El día que tiraste a Paco

Si presides un club que se juega el futuro y ves que los tuyos salen a mantener el cero a cero, lo mejor que puedes hacer es irte del palco y marcharte a casa

Quico Catalán y Paco López

Quico Catalán y Paco López / SD

Gauden Villas

Gauden Villas

No habían nacido ayer ninguno de los dos personajes que miran a la cámara sabiendo que los abrazos en el fútbol duran cinco partidos sin ganar. Quico se agarra al tipo que hizo que el Levante se conociera de Southampton a Tombuctú gracias a los goles que el Comandante clavaba en la escuadra de Madrid y Barcelona. Soy el más grande que por este sillón ha pasado, parece pensar. Paco, por su parte, contiene la sonrisa, quizás porque sabe que en poco tiempo lo van a traicionar. No se descarta que en algún papiro egipcio hubiera leído, con esos ojos de sacerdote de cuidadas cejas, que tras él ya nada sería lo mismo en la casa granota.

En el fútbol, como en la vida, solo existe el ahora. Que se lo digan a Paco López. Despidiendo al mejor entrenador de la historia del club, Quico empezó a cavar su tumba, que terminó por rellenar echándose en brazos de entrenadores que, tras el de Silla, hicieron el ridículo casi desde que llegaron al banquillo azulgrana. El poder termina por ensoberbecer a casi todos y, por ello, es poco recomendable agarrarse a la poltrona más allá de unos cuantos años. Quico supo cambiar de peinado cuando la gomina se convirtió en sello de horteras meridionales, pero no alcanzó a ver que el fino olfato que le acompañó en sus inicios al frente del Levante le había abandonado. Los halagos, que le llevaron a creerse más de lo que en realidad era, no le faltan ni siquiera en su despedida, pero sus dos últimos años como presidente lo desacreditan para la posteridad. Cualquier empresa seria lo habría cesado el día que puso el equipo a cargo de un imberbe italiano con la misma experiencia en el fútbol que un vendedor tailandés de lichis.

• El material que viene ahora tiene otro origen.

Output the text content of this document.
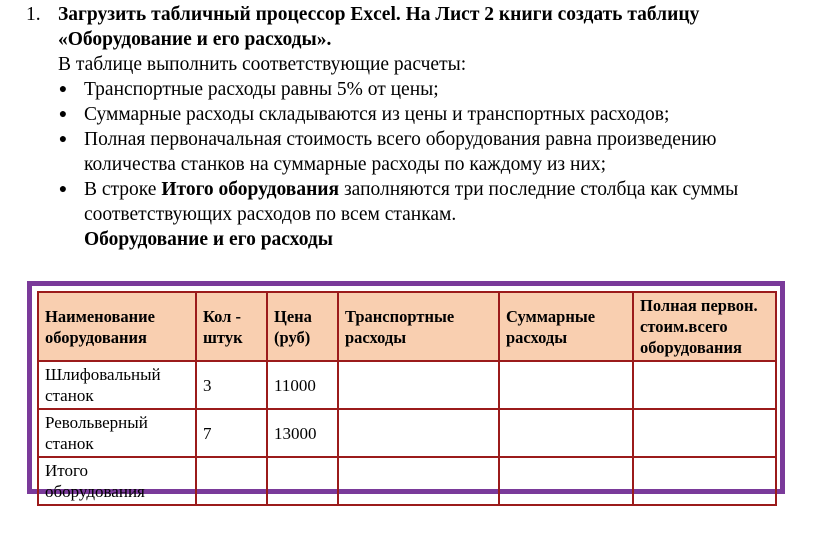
1. Загрузить табличный процессор Excel. На Лист 2 книги создать таблицу
«Оборудование и его расходы».
В таблице выполнить соответствующие расчеты:
● Транспортные расходы равны 5% от цены;
● Суммарные расходы складываются из цены и транспортных расходов;
● Полная первоначальная стоимость всего оборудования равна произведению количества станков на суммарные расходы по каждому из них;
● В строке Итого оборудования заполняются три последние столбца как суммы соответствующих расходов по всем станкам.
Оборудование и его расходы
Наименование оборудования	Кол - штук	Цена (руб)	Транспортные расходы	Суммарные расходы	Полная первон. стоим.всего оборудования
Шлифовальный станок	3	11000			
Револьверный станок	7	13000			
Итого оборудования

La crueldad con la que se perdió el último tren del ascenso no fue sino el merecido castigo a una plantilla mal diseñada y en manos de un técnico cobardica y perdedor, que llegó al gran hito de su carrera muerto de miedo. Si presides un club que se juega el futuro, casi la vida, a un partido en casa con el campo lleno y ves que los tuyos salen a mantener el cero a cero, lo mejor que puedes hacer es abandonar el palco y marcharte para casa antes de que te eche uno de esos centrales lamentables que sigues teniendo en nómina.

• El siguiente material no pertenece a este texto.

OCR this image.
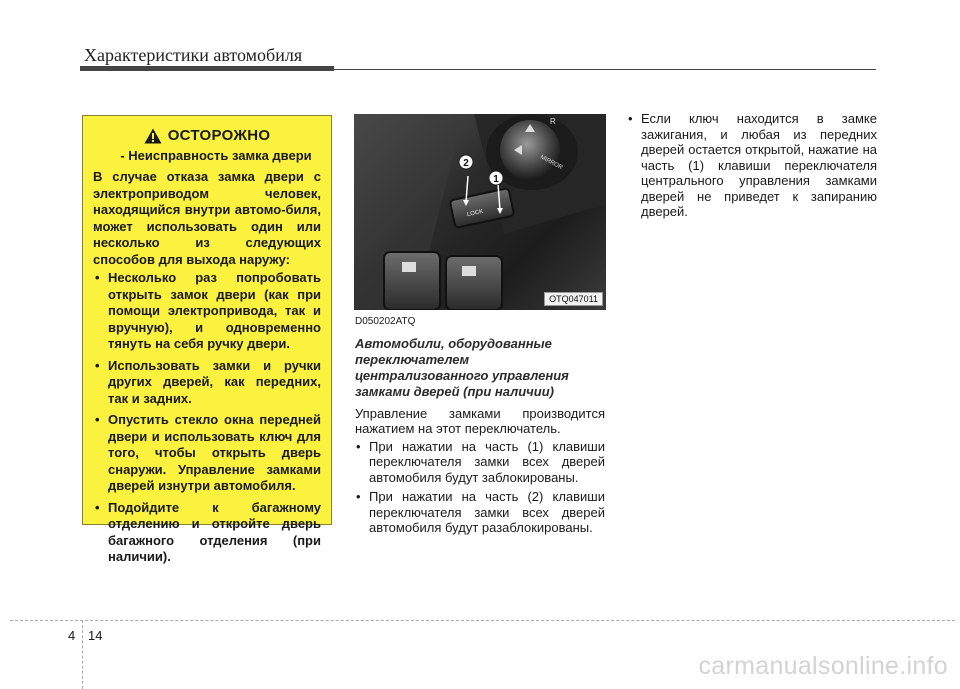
Характеристики автомобиля
ОСТОРОЖНО
- Неисправность замка двери
В случае отказа замка двери с электроприводом человек, находящийся внутри автомо-биля, может использовать один или несколько из следующих способов для выхода наружу:
• Несколько раз попробовать открыть замок двери (как при помощи электропривода, так и вручную), и одновременно тянуть на себя ручку двери.
• Использовать замки и ручки других дверей, как передних, так и задних.
• Опустить стекло окна передней двери и использовать ключ для того, чтобы открыть дверь снаружи. Управление замками дверей изнутри автомобиля.
• Подойдите к багажному отделению и откройте дверь багажного отделения (при наличии).
MIRROR
R
LOCK
2
1
OTQ047011
D050202ATQ
Автомобили, оборудованные переключателем централизованного управления замками дверей (при наличии)
Управление замками производится нажатием на этот переключатель.
• При нажатии на часть (1) клавиши переключателя замки всех дверей автомобиля будут заблокированы.
• При нажатии на часть (2) клавиши переключателя замки всех дверей автомобиля будут разаблокированы.
• Если ключ находится в замке зажигания, и любая из передних дверей остается открытой, нажатие на часть (1) клавиши переключателя центрального управления замками дверей не приведет к запиранию дверей.
4 14
carmanualsonline.info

El Levante necesita otra cosa porque esta versión de Catalán ya no da para más. Si con el mejor presupuesto de la categoría diseñó un equipo incapaz de hacerle un gol al Alavés en tres horas y media de aburrimiento criminal, produce pavor pensar lo que podría hacer ahora que va a tener que recortar gastos. En el mismo bote salvavidas tienen que saltar director deportivo y entrenador. Dos peligros futbolísticos. Y de vender a Pepelu y compañía, que se encargue otro. Un Pepelu, por cierto, que en ese playoff final se mostró bastante discreto. Y es ahí, en las grandes ocasiones, cuando los buenos demuestran lo que valen. Esperemos no vivir otro caso Jason, que llegó al Valencia a coste cero y acabó resultando caro por su absoluta irrelevancia.